One of the most common questions people have is whether or not they will be able to keep their house and car following bankruptcy.  The short answer is, so long as you have made your payments, yes.  However, bankruptcy does not discharge a creditor's security interest.  If you gave a creditor a mortgage on a home or used your property as collateral, such as your car, you must have made the payments, and continue to make the payments, if you want to keep the property.  If you do not make your payments, the creditor who has received the mortgage or interest is able to sell the home or property.

There are ways to keep the home or property, however, even if there is a mortgage or collateral on them.  You can agree to keep making your payments until the debt is paid in full.  Another option is to pay the creditor the amount that piece of property is worth.  Finally, if there is a case of fraud or improper conduct by the creditor, you may be able to even challenge the debt.

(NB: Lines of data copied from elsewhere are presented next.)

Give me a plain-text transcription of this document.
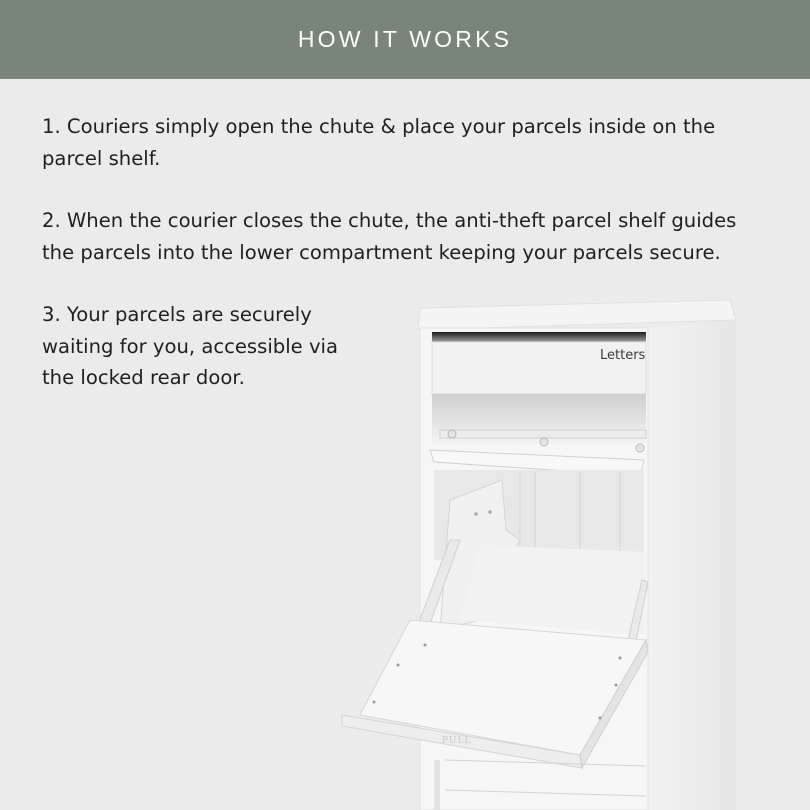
HOW IT WORKS

1. Couriers simply open the chute & place your parcels inside on the parcel shelf.

2. When the courier closes the chute, the anti-theft parcel shelf guides the parcels into the lower compartment keeping your parcels secure.

3. Your parcels are securely waiting for you, accessible via the locked rear door.

Letters
PULL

If your home is already in foreclosure, you must file a Chapter 13 in order to keep your home. 

Automatic Stay

This is one of the largest benefits to bankruptcy clients. Once a creditor or bill collector becomes aware of a filing for bankruptcy protection, they must immediately stop all collection efforts. After you file the bankruptcy petition, a notice to all the creditors listed in your bankruptcy schedules is mailed by the court. This usually takes a couple of weeks. Creditors will also stop calling if you inform them that you filed the bankruptcy petition, and supply them with your case number. In some cases, you or your attorney should contact the creditor immediately upon filing the bankruptcy petition, especially if a lawsuit is pending. If a creditor continues to use collection tactics once informed of the bankruptcy, they may be liable for court sanctions and attorney fees for their conduct.

Chapter 7 Means Test

The Means Test is complex and requires several steps and specific information tailored to each person, but the  basic test requires that the debtor show that his or her necessary monthly expenses exceed or are equal to his or her monthly income.  The Means Test prevents individuals who are able to pay off their debts, from discharging them.  


Non-Dischargeable Debts

There are certain debts that are not dischargeable.  They are the following

  1. Back child support, alimony obligations, or any other debt dedicated to family support.

  2. Debts for personal injury or death caused by driving while intoxicated.

  3. Student loans, unless it would be an undue hardship for you to repay.

  4. Fines and penalties for violating the law, including traffic tickets and criminal restitution.

  5. Recent income tax debts (within 3 years) and all other tax debts.

  6. Debts you fail to list in your bankruptcy case, unless the creditor learns of your case and becomes involved in your case.

Additionally, there may be additional debts that are non-dischargeable in Chapter 7 if the creditor challenges them:

  1. Debts you incurred on the basis of fraud.

  2. Credit purchases of $1,150 or more for luxury goods or services made within 60 days of filing.

  3. Loans or cash advances of $1,150 or more taken within 60 days of filing.

  4. Debts from willful or malicious injury to another person or another person’s property.

  5. Debts from embezzlement, larceny or breach of trust.

  6. Debts you owe under a divorce decree or settlement unless after bankruptcy you would still not be able to afford to pay them or the benefit you’d receive by the discharge outweighs any detriment to your ex-spouse (who would have to pay them if you discharge them in bankruptcy).

Avoiding Foreclosure

If your home is in foreclosure or close to foreclosure proceedings, you will need to file Chapter 13 bankruptcy in order to keep your home.  Filing Chapter 7 bankruptcy will only temporarily delay the foreclosure proceeding.  You must meet the terms of the Chapter 13 plan, but this does allow you to keep your home.